Fanny bases her performances on a deep understanding of the repertoires she plays (she won the Sacem Analysis Prize at the age of 14), and has been appearing on international concert platforms since an early age. Her programs reflect not only her commitment to contemporary music and premieres, but also her lively interest for historically informed performance of the keyboard music the 15th until 18th centuries.
Fanny Vicens has appeared as a soloist and a chamber player at leading venues in a variety of countries (L’Arsenal in Metz, Cité de la Musique, the Odessa Philharmonie, the Vienna Konzerthaus, the Haus der Berliner Festspiele, the KKL Lucerne, the Pollini Auditorium in Padova, etc.). She is also a frequent ensemble player, and has performed with over thirty European ensembles including l'Ensemble Intercontemporain, Ensemble Modern, l'Itinéraire, Cairn, and among others.

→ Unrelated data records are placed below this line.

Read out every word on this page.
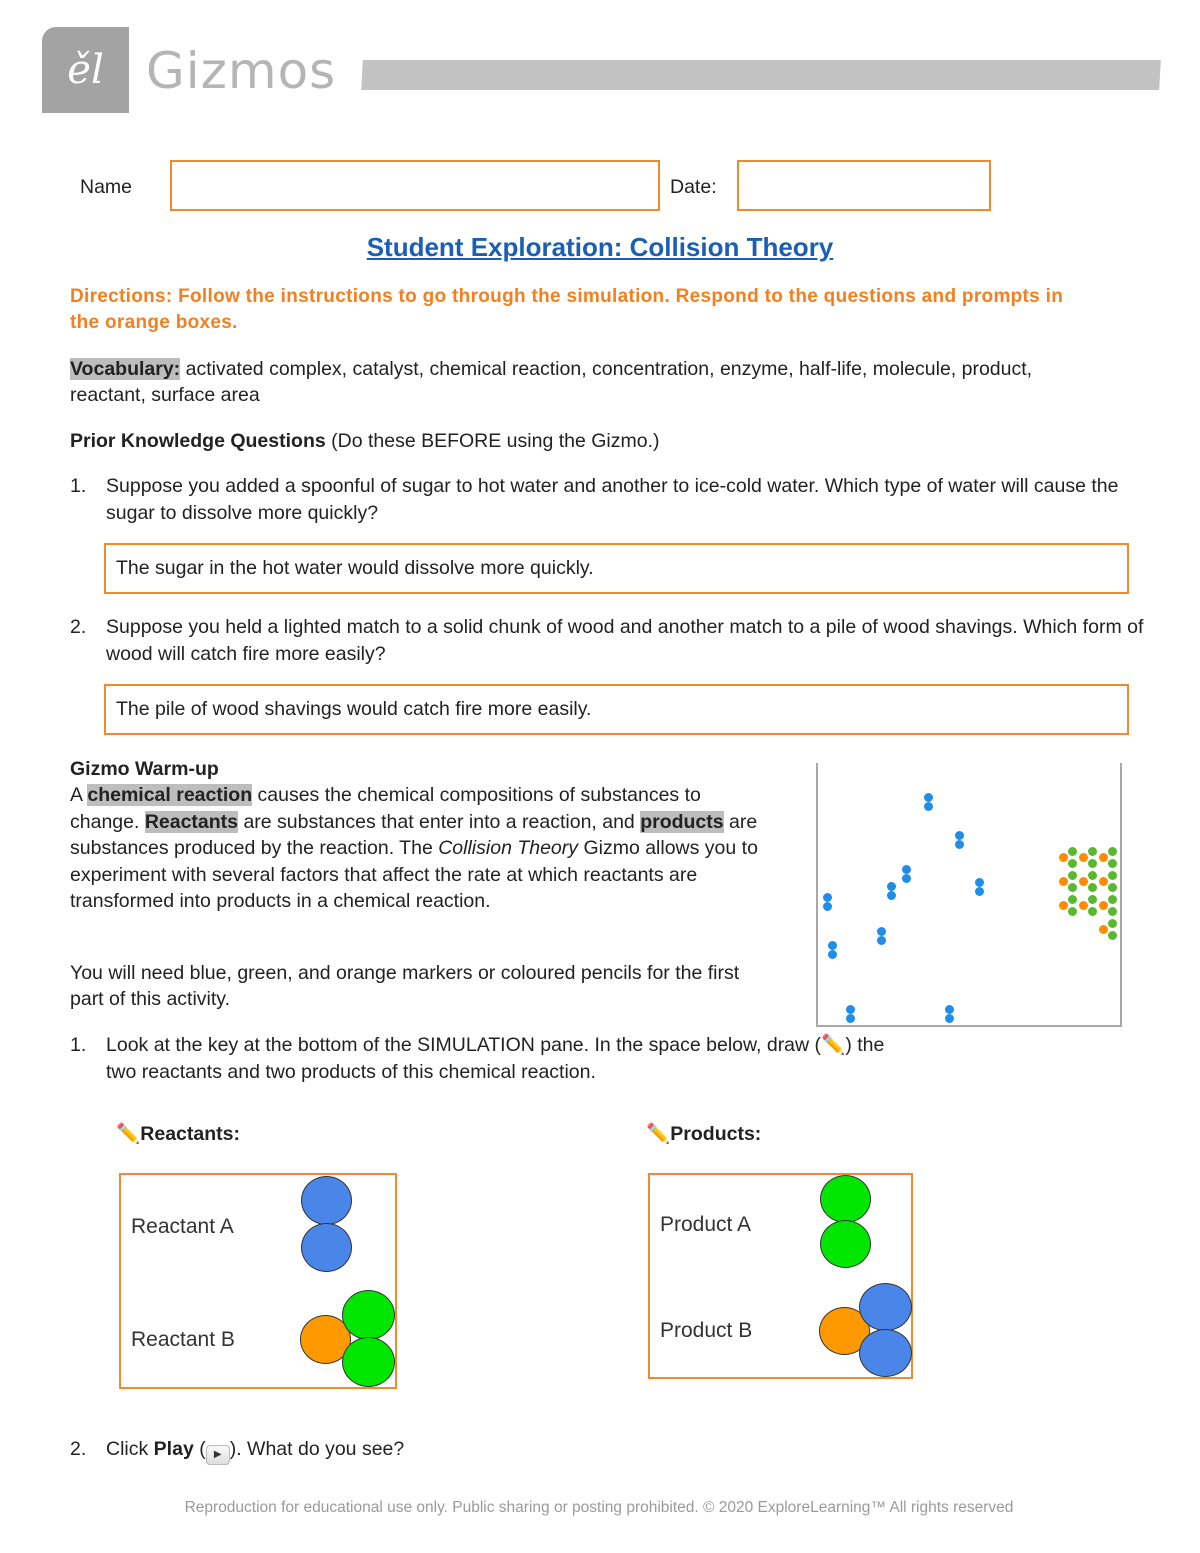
ěl Gizmos
Name	Date:
Student Exploration: Collision Theory
Directions: Follow the instructions to go through the simulation. Respond to the questions and prompts in the orange boxes.
Vocabulary: activated complex, catalyst, chemical reaction, concentration, enzyme, half-life, molecule, product, reactant, surface area
Prior Knowledge Questions (Do these BEFORE using the Gizmo.)
1. Suppose you added a spoonful of sugar to hot water and another to ice-cold water. Which type of water will cause the sugar to dissolve more quickly?
The sugar in the hot water would dissolve more quickly.
2. Suppose you held a lighted match to a solid chunk of wood and another match to a pile of wood shavings. Which form of wood will catch fire more easily?
The pile of wood shavings would catch fire more easily.
Gizmo Warm-up
A chemical reaction causes the chemical compositions of substances to change. Reactants are substances that enter into a reaction, and products are substances produced by the reaction. The Collision Theory Gizmo allows you to experiment with several factors that affect the rate at which reactants are transformed into products in a chemical reaction.
You will need blue, green, and orange markers or coloured pencils for the first part of this activity.
1. Look at the key at the bottom of the SIMULATION pane. In the space below, draw (✏️) the two reactants and two products of this chemical reaction.
✏️Reactants:	✏️Products:
Reactant A
Reactant B
Product A
Product B
2. Click Play ( ▶ ). What do you see?
Reproduction for educational use only. Public sharing or posting prohibited. © 2020 ExploreLearning™ All rights reserved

She also appears as a soloist in concertos for accordion and piano, playing the works of Françaix, Nordheim, Haas, Constant, and Chengbi An on the former, and of Mozart and Chostakovitch on the latter, with the Orchestre National de Lorraine, the Orchestre de Bretagne, the Orchestre Perpignan Méditerranée, le Nouvel Ensemble Contemporain, and the Kammerorchester Pforzheim.
Fanny has premiered works by Johannes Kalitzke, Stefano Gervasoni, Frédéric Pattar, Marco Suarez, Jérôme Combier, and Oscar Bianchi, as well as those of many composers of her generation, with whom she regularly reflects on the accordion’s identity. She has also mastered an extensive repertoire with electronics, and recently collaborated on the building of the first quarter tone accordion in France. Her multi-disciplinary projects include work with the choreographer Maud Le Pladec and the X.A.M.P. duo with Jean-Etienne Sotty
She was an award winner in the Bechstein Piano Competition and the Deutscher Hochschulwettbewerb; her work has also received support from the DAAD, the Kunststiftung Baden-Württemberg, Mécénat Musical Société Générale, and the Fondation Iris Marquardt.
Christelle Séry - guitar
She starts music and guitar with Ako Ito & Henri Dorigny in Nice and studies further at the Conservatoire National Supérieur de Musique de Paris (prizes in guitar, chamber music, pedagogy).
Thanks to her musical studies, her earlier scene experience and thanks to different meetings, she focuses to the contemporary repertoire, the performing arts, improvised and amplified musics.
Guitarist of the Ensemble Cairn since it was founded in 1997, she also plays with the Ensemble Intercontemporain, in festivals such as Agora (Ircam-Centre Pompidou), Festival d'Automne à Paris (Cité de la musique), Why Note, Archipels, Clip & Clap (musée du Louvre), Musica, Täge für Neue Musik, Voix Nouvelles, Ars Musica, Musiques de notre temps, Music Forum of Taipei, INTER/actions of Bangor (UK), Tokyo Spring Festival, New Music Week Festival in Shanghai.
She performed in shows mixing music (written or improvised) with poetry, theatre, video or dance, such as l'Atelier du Plateau fait son cirque, Tangos slams et coplas by Miguel Angel Sevilla, Set pour 7 femmes by François Raffinot, several shows directed by Ludovic Montet, K Lear by Marie Montegani, Territoires de l’âme by Jonathan Pontier, Doux Mix et Léger Sourire, Up to 1970 Miles by Serge Adam, Le Nerf by Guillaume Malvoisin, Une petite histoire de l'Opéra and Chanson Politique by Laurent Dehors, Journal d'une apparition (words by Robert Desnos), Liszt et l'Italie and Etude de fesses directed by Projet Bloom, Le Gouffre d'en haut by Françoise Toullec with l'Archipel Nocturne...
She plays in solo two specific projects : "Pages acoustiques" and "Pages électriques".
The concert is sponsored by the Townsend Center for the Humanities.